DETROIT (AP) His voice hoarse from little sleep and a lot of cheering, newly elected mayor Kwame Kilpatrick yesterday talked about revamping the police department, improving neighborhoods and creating the type of city that can compete with the world.

From college football player to school teacher to state representative, Kilpatrick, at age 31, embarks on the latest in a whirlwind political career, becoming one of the youngest elected mayors of Detroit.

It”s a job that comes with a laundry list of challenges, further compounded by an estimated multimillion-dollar budget shortfall.

The state House Democratic leader defeated City Council president Gil Hill on Tuesday. He replaces Mayor Dennis Archer, who announced in April he would not seek a third term. With 91 percent of precincts reporting yesterday, Kilpatrick had 104,287 votes or 54 percent to Hill”s 88,992 votes or 46 percent.

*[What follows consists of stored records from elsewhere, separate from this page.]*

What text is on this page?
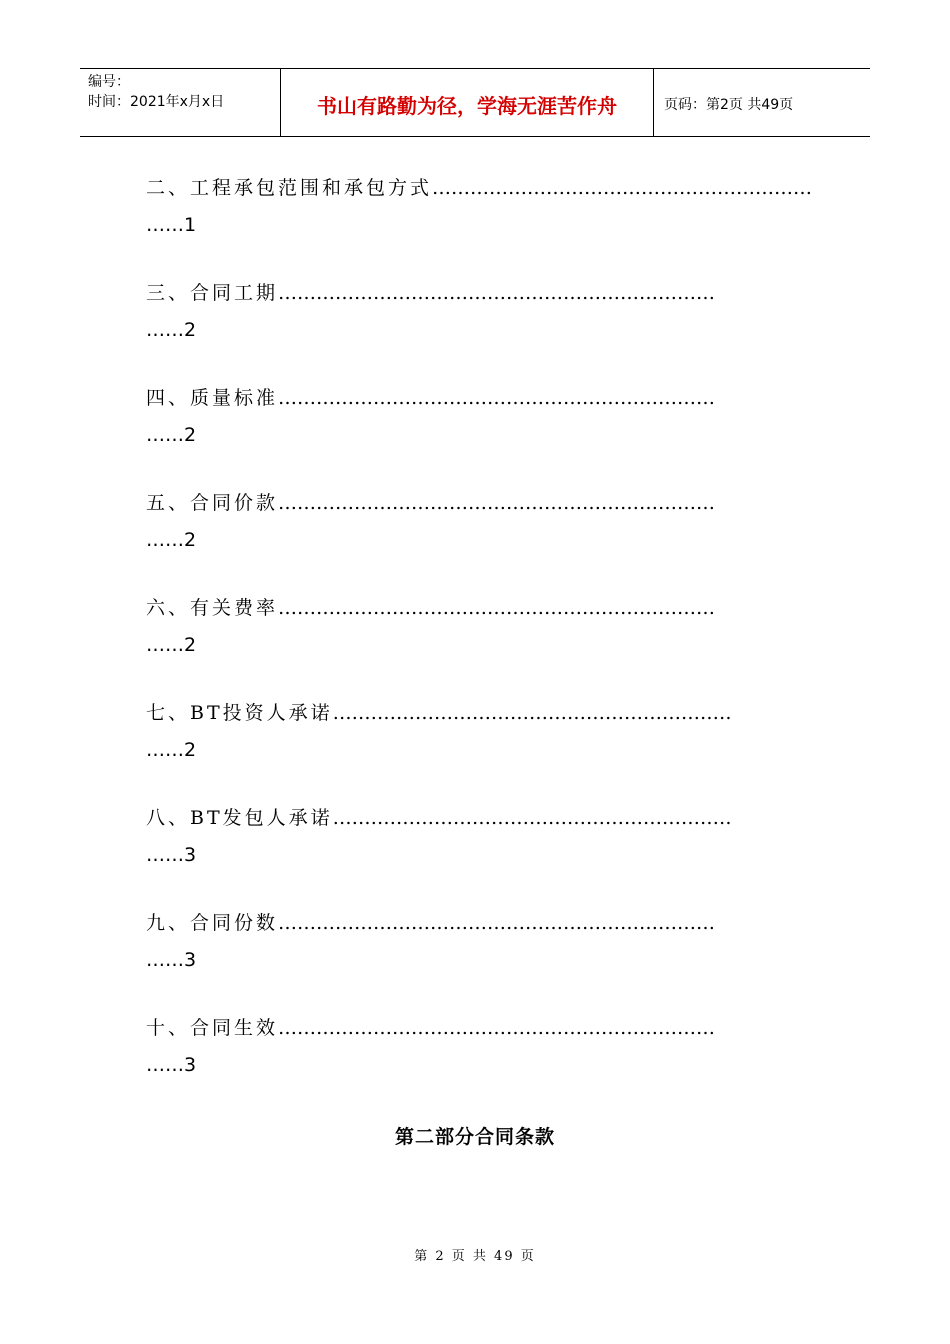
编号：
时间：2021年x月x日	书山有路勤为径，学海无涯苦作舟	页码：第2页 共49页
二、工程承包范围和承包方式……………………………………………………
……1
三、合同工期……………………………………………………………
……2
四、质量标准……………………………………………………………
……2
五、合同价款……………………………………………………………
……2
六、有关费率……………………………………………………………
……2
七、BT投资人承诺………………………………………………………
……2
八、BT发包人承诺………………………………………………………
……3
九、合同份数……………………………………………………………
……3
十、合同生效……………………………………………………………
……3
第二部分合同条款
第 2 页 共 49 页
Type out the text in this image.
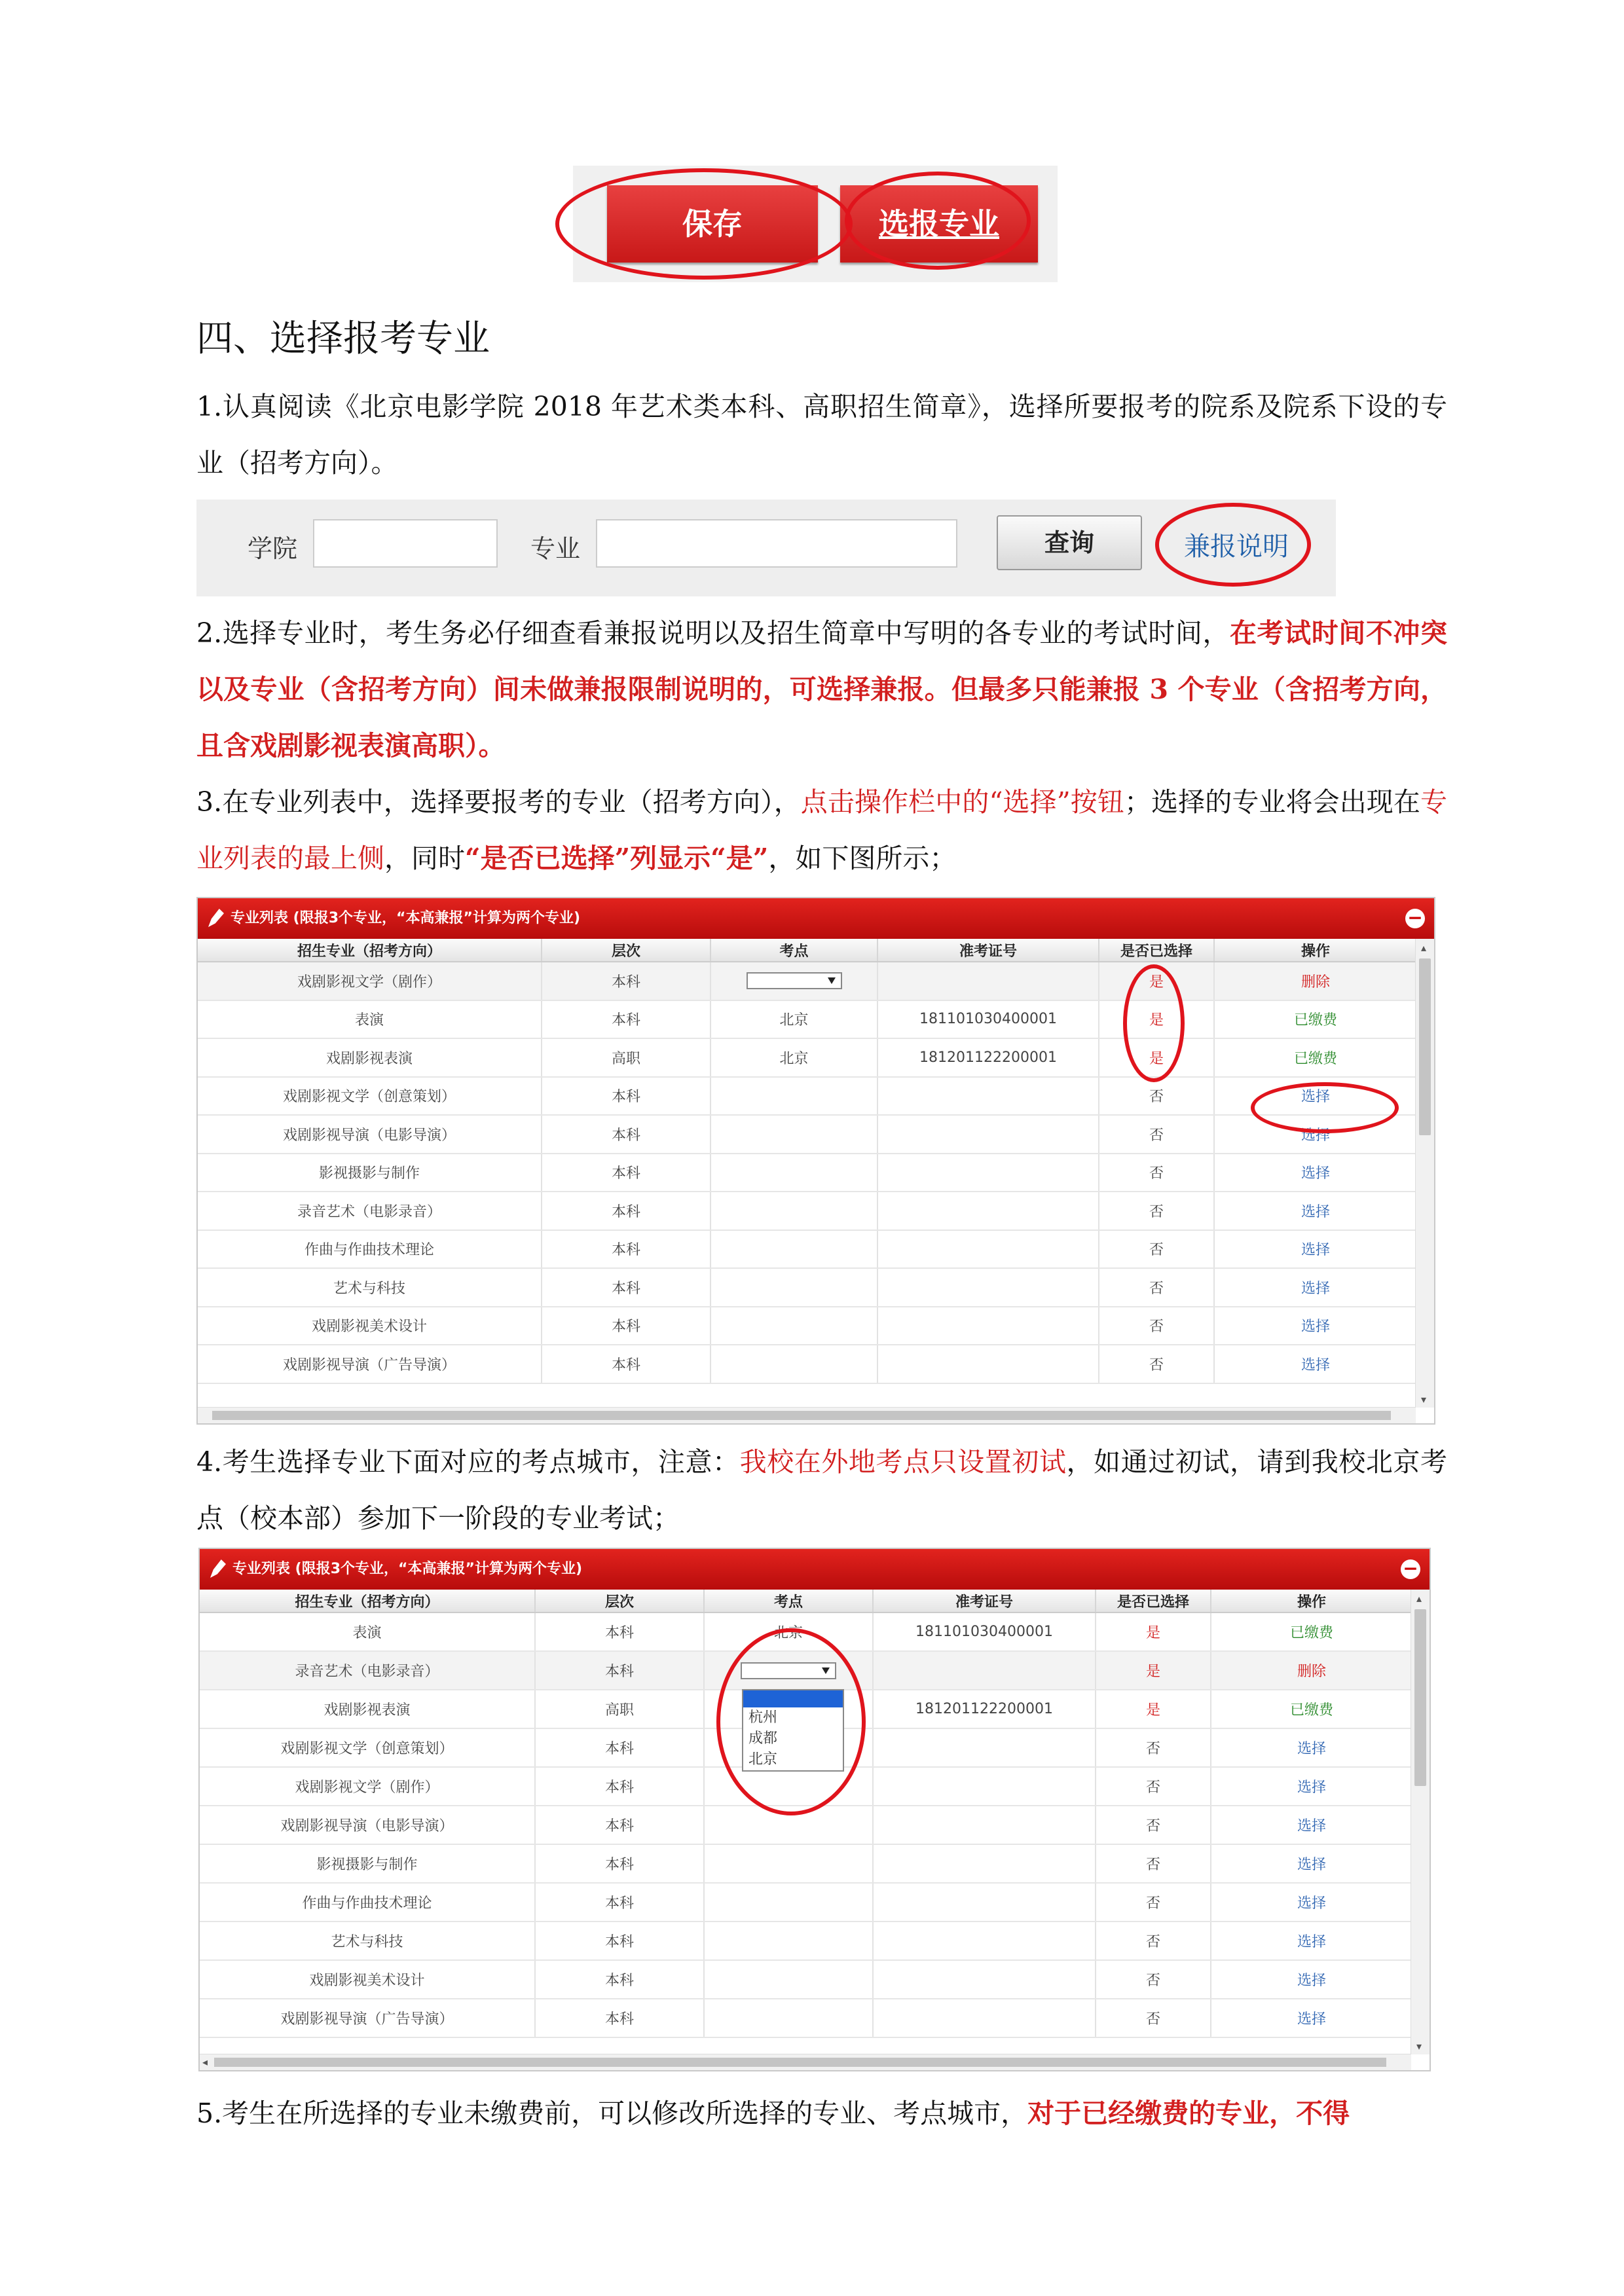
保存	选报专业
四、选择报考专业
1.认真阅读《北京电影学院 2018 年艺术类本科、高职招生简章》，选择所要报考的院系及院系下设的专业（招考方向）。
学院	专业	查询	兼报说明
2.选择专业时，考生务必仔细查看兼报说明以及招生简章中写明的各专业的考试时间，在考试时间不冲突以及专业（含招考方向）间未做兼报限制说明的，可选择兼报。但最多只能兼报 3 个专业（含招考方向，且含戏剧影视表演高职）。
3.在专业列表中，选择要报考的专业（招考方向），点击操作栏中的“选择”按钮；选择的专业将会出现在专业列表的最上侧，同时“是否已选择”列显示“是”，如下图所示；
专业列表 (限报3个专业，“本高兼报”计算为两个专业)	−
招生专业（招考方向）	层次	考点	准考证号	是否已选择	操作
戏剧影视文学（剧作）	本科			是	删除
表演	本科	北京	181101030400001	是	已缴费
戏剧影视表演	高职	北京	181201122200001	是	已缴费
戏剧影视文学（创意策划）	本科			否	选择
戏剧影视导演（电影导演）	本科			否	选择
影视摄影与制作	本科			否	选择
录音艺术（电影录音）	本科			否	选择
作曲与作曲技术理论	本科			否	选择
艺术与科技	本科			否	选择
戏剧影视美术设计	本科			否	选择
戏剧影视导演（广告导演）	本科			否	选择
▴
▾
4.考生选择专业下面对应的考点城市，注意：我校在外地考点只设置初试，如通过初试，请到我校北京考点（校本部）参加下一阶段的专业考试；
专业列表 (限报3个专业，“本高兼报”计算为两个专业)	−
招生专业（招考方向）	层次	考点	准考证号	是否已选择	操作
表演	本科	北京	181101030400001	是	已缴费
录音艺术（电影录音）	本科			是	删除
戏剧影视表演	高职		181201122200001	是	已缴费
戏剧影视文学（创意策划）	本科			否	选择
戏剧影视文学（剧作）	本科			否	选择
戏剧影视导演（电影导演）	本科			否	选择
影视摄影与制作	本科			否	选择
作曲与作曲技术理论	本科			否	选择
艺术与科技	本科			否	选择
戏剧影视美术设计	本科			否	选择
戏剧影视导演（广告导演）	本科			否	选择
杭州
成都
北京
▴
▾
◂
5.考生在所选择的专业未缴费前，可以修改所选择的专业、考点城市，对于已经缴费的专业，不得
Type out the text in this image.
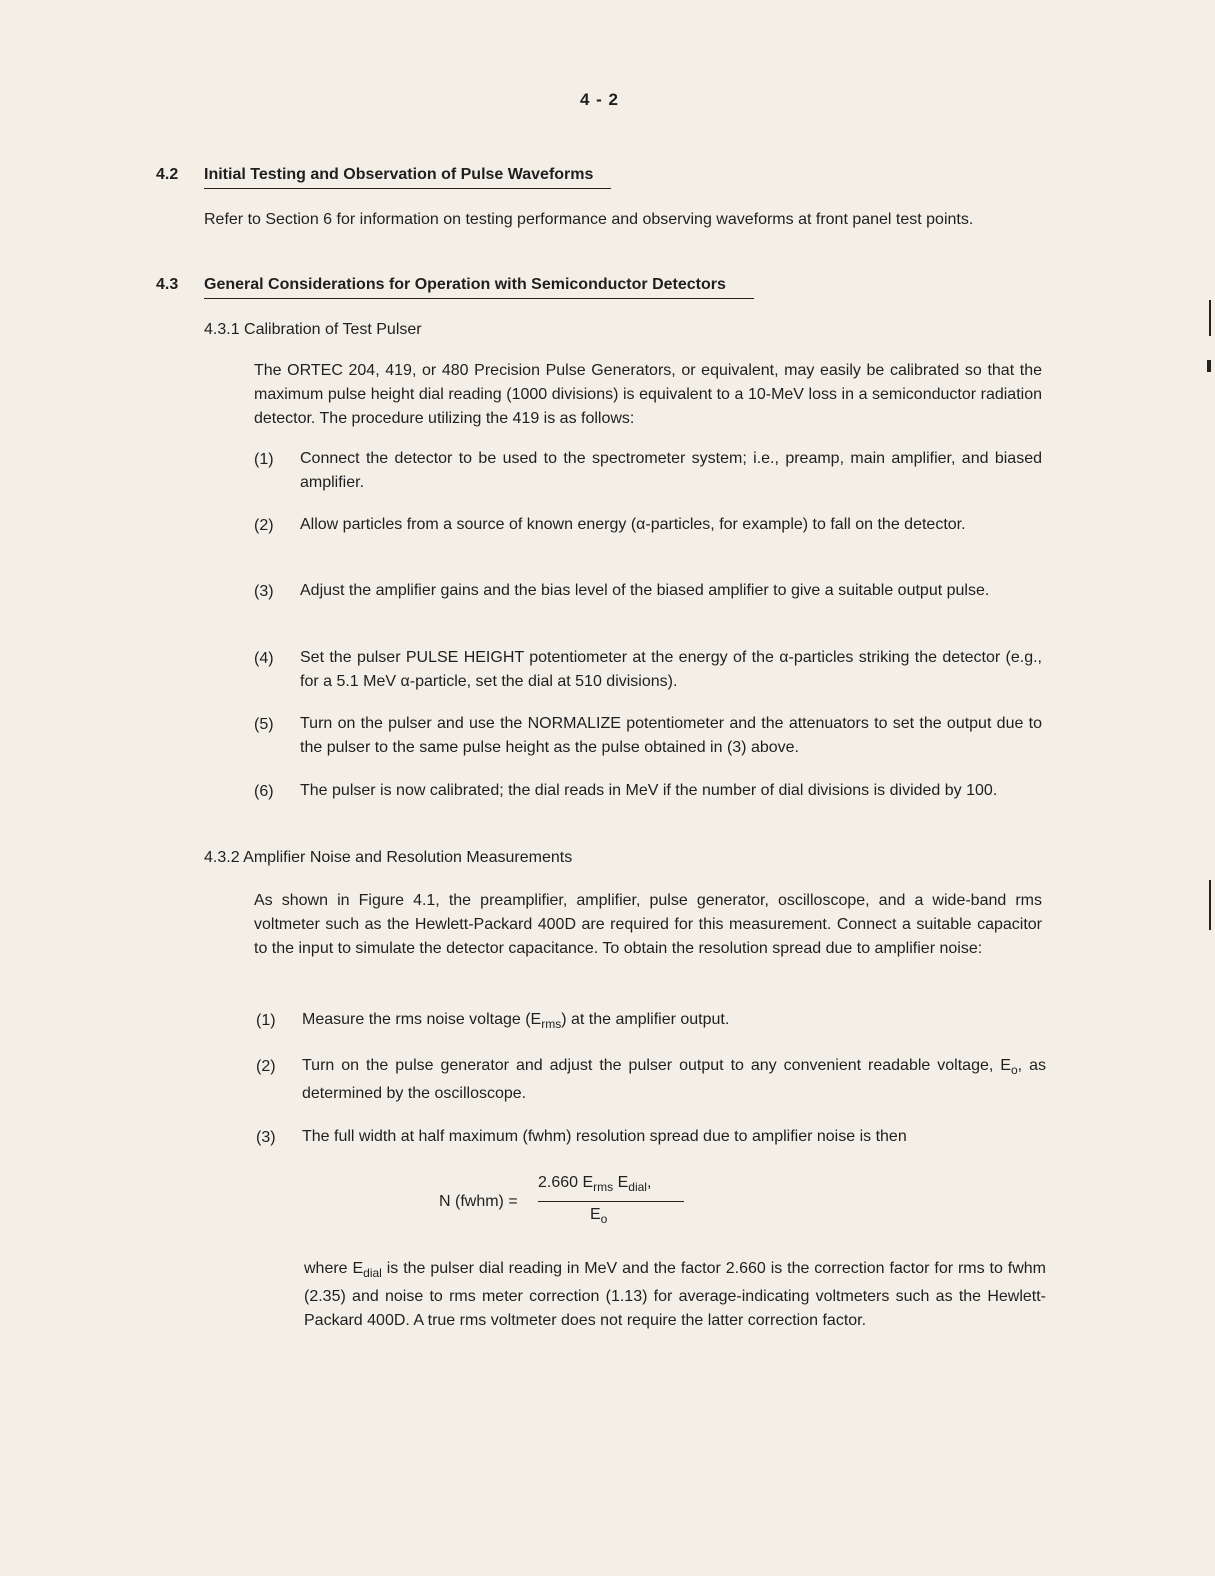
4 - 2
4.2 Initial Testing and Observation of Pulse Waveforms
Refer to Section 6 for information on testing performance and observing waveforms at front panel test points.
4.3 General Considerations for Operation with Semiconductor Detectors
4.3.1 Calibration of Test Pulser
The ORTEC 204, 419, or 480 Precision Pulse Generators, or equivalent, may easily be calibrated so that the maximum pulse height dial reading (1000 divisions) is equivalent to a 10-MeV loss in a semiconductor radiation detector. The procedure utilizing the 419 is as follows:
(1) Connect the detector to be used to the spectrometer system; i.e., preamp, main amplifier, and biased amplifier.
(2) Allow particles from a source of known energy (α-particles, for example) to fall on the detector.
(3) Adjust the amplifier gains and the bias level of the biased amplifier to give a suitable output pulse.
(4) Set the pulser PULSE HEIGHT potentiometer at the energy of the α-particles striking the detector (e.g., for a 5.1 MeV α-particle, set the dial at 510 divisions).
(5) Turn on the pulser and use the NORMALIZE potentiometer and the attenuators to set the output due to the pulser to the same pulse height as the pulse obtained in (3) above.
(6) The pulser is now calibrated; the dial reads in MeV if the number of dial divisions is divided by 100.
4.3.2 Amplifier Noise and Resolution Measurements
As shown in Figure 4.1, the preamplifier, amplifier, pulse generator, oscilloscope, and a wide-band rms voltmeter such as the Hewlett-Packard 400D are required for this measurement. Connect a suitable capacitor to the input to simulate the detector capacitance. To obtain the resolution spread due to amplifier noise:
(1) Measure the rms noise voltage $(E_{rms})$ at the amplifier output.
(2) Turn on the pulse generator and adjust the pulser output to any convenient readable voltage, $E_o$, as determined by the oscilloscope.
(3) The full width at half maximum (fwhm) resolution spread due to amplifier noise is then
N (fwhm) =
2.660 $E_{rms}$ $E_{dial}$,
$E_o$
where $E_{dial}$ is the pulser dial reading in MeV and the factor 2.660 is the correction factor for rms to fwhm (2.35) and noise to rms meter correction (1.13) for average-indicating voltmeters such as the Hewlett-Packard 400D. A true rms voltmeter does not require the latter correction factor.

Kilpatrick has grown up with politics. His father is Bernard Kilpatrick, chief of staff to Wayne County executive Ed McNamara and a former Wayne County commissioner. His mother is U.S. Rep. Carolyn Cheeks Kilpatrick. He takes congratulatory phone calls from Al Gore and Dick Gephardt.

When he was done talking to Gephardt on yesterday, he passed the phone to his mother, telling Gephardt, “my mom wants to talk to you a little bit.”

Rep. John Hansen (D-Dexter), said Kilpatrick has worked to bring Democrats and Republicans in the House together and has taught leadership skills to people who are almost twice his age.

“I think Detroit has a future. Kwame represents the future. The man is born to lead,” Hansen said.

But leading the city of Detroit, with its declining population, high crime rate, broken street lights, poor transportation system and thousands of abandoned structures will be a different challenge.

Political analysts suggested before the election that campaign promises would immediately be broken because of a projected $33 million budget shortfall for the fiscal year.

Kilpatrick acknowledged the tough road ahead.

“We”ll never experience the kind of incredible ups and incredible downs as we”ll face in the next four, eight, 12 years,” Kilpatrick said. But he said that during his campaign he always stressed organization, which “costs nothing.”

“We want to spend our first 180 days on organization, making sure the city works. We can”t compete and we”ll never have any money if the city isn”t organized,” Kilpatrick said.

He lists education, neighborhoods and the city”s beleaguered police department as areas ripe for restructuring.

Improving the police department, he said, includes taking officers from task forces and putting them back into precincts, making commanders accountable and working with federal authorities.

The police department is under investigation by the U.S. Justice Department over fatal shootings by Detroit officers, prisoner deaths in lockups and allegations that detectives illegally detained potential homicide witnesses.